Le coppie prescelte, saranno poi immortalate “in situazioni sensuali e autentiche" dalla famosa fotografa Diana Scheunemann. Le immagini - sulle quali non verranno mostrati né i genitali né i capezzoli - saranno pubblicate da quest'estate nei luoghi pubblici di tutta la Svizzera e sul sito web di LOVE LIFE, ha spiegato Roger Staub, responsabile della sezione Promozione e prevenzione all'Ufficio federale della sanità pubblica (UFSP).
Il PPD: "Una vergogna promossa dall'Ufficio della pornografia pubblica, altro che sanità!"
Questi i contenuti della campagna che, come detto, ha immediatamente scatenato le critiche e le ire di molti. Primo attore in questo coro il PPD che oggi, come partito e tramite la voce di due dei suoi esponenti, il consigliere nazionale Fabio Regazzi e il ministro Paolo Beltraminelli, si è scagliato contro i contenuti della campagna anti-aids.
PPD che non usa certo mezzi toni contro le scelte dell’Ufficio federale della sanità pubblica, ribattezzato per l’occasione “Ufficio federale della pornografia pubblica”: “Si tratta di una pubblicità bidone, di pessima fattura, che banalizza la sessualità, invita al voyeurismo (volontari del sesso) e non serve a nulla. La politica anti-AIDS in Svizzera continua ad essere impostata più con lo scopo di inneggiare a comportamenti irresponsabili che con lo scopo di combattere l’epidemia”.
Beltraminelli: "Se non si hanno idee, meglio lasciar perdere..."
Beltraminelli dal proprio profilo Facebook affida invece la propria sentenza lapidale a poche frasi: “L'abuso del sesso banalizzato nelle pubblicità può anche lui nuocere e non ottenere risultati di nessun tipo.
Non la pensano così i fenomeni della nuova campagna stop aids. Se non si hanno idee meglio lasciar perdere...
Beltralapubblicitàèunacosaseria!”
Regazzi: "Una vera vergogna! Interverrò con un atto parlamentare a Berna"
Gli fa eco Regazzi, che sempre sul social network scrive: “Se Oliviero Toscani, che di campagne choc ne ha curate, definisce la nuova campagna "pornografica", cosa dobbiamo pensarne, soprattutto se promossa da un ufficio federale?

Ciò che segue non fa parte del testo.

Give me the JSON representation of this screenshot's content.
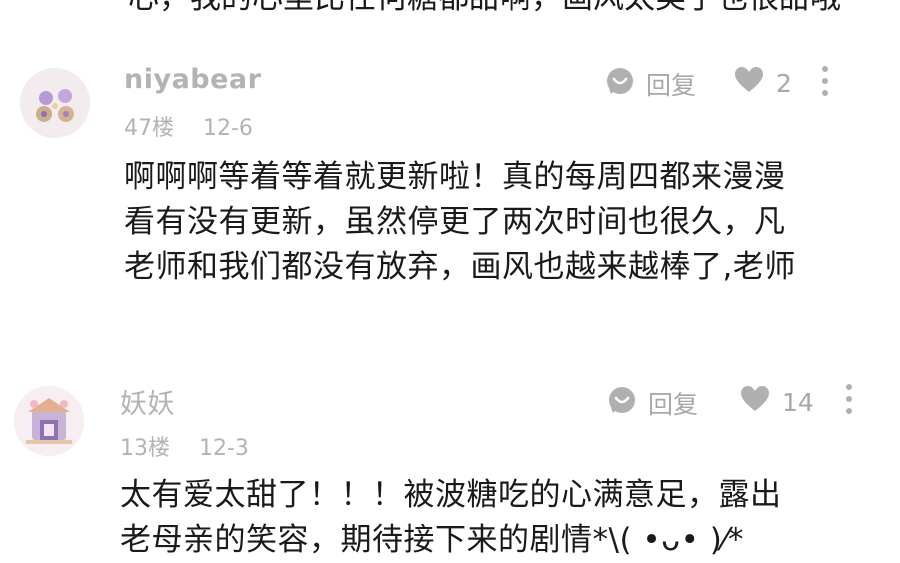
{
  "previous_comment": {
    "clipped_line": "心，我的心里比任何糖都甜啊，画风太美了也很甜哦～"
  },
  "comments": [
    {
      "username": "niyabear",
      "floor": "47楼",
      "date": "12-6",
      "reply_label": "回复",
      "like_count": "2",
      "lines": [
        "啊啊啊等着等着就更新啦！真的每周四都来漫漫",
        "看有没有更新，虽然停更了两次时间也很久，凡",
        "老师和我们都没有放弃，画风也越来越棒了,老师"
      ]
    },
    {
      "username": "妖妖",
      "floor": "13楼",
      "date": "12-3",
      "reply_label": "回复",
      "like_count": "14",
      "lines": [
        "太有爱太甜了！！！被波糖吃的心满意足，露出",
        "老母亲的笑容，期待接下来的剧情*\\( •ᴗ• )⁄*"
      ]
    }
  ],
  "colors": {
    "text_primary": "#1a1a1a",
    "text_muted": "#b3b3b3",
    "icon_gray": "#b0b0b0"
  },
  "icons": [
    "reply-bubble-icon",
    "heart-icon",
    "more-vertical-icon"
  ]
}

Da un lato il Consiglio federale finanzia programmi nazionali quinquennali per la protezione dell’infanzia e della gioventù dai rischi dei media e lancia strategie per tutelare i giovani contro la violenza delle immagini a contenuti pornografici; dall’altro finanzia con denaro pubblico schifezze che sembrano inneggiare alla pornografica anziché combattere il vero obiettivo: ossia la sensibilizzazione contro il problema dell’Aids.
È una vera vergogna! Viene da chiedersi se il responsabile di tali nefandezze, Roger Staub, sia ancora al suo posto. Di certo interverrò con un atto parlamentare a Berna per chiedere che ciò non avvenga più. Sono schifato!”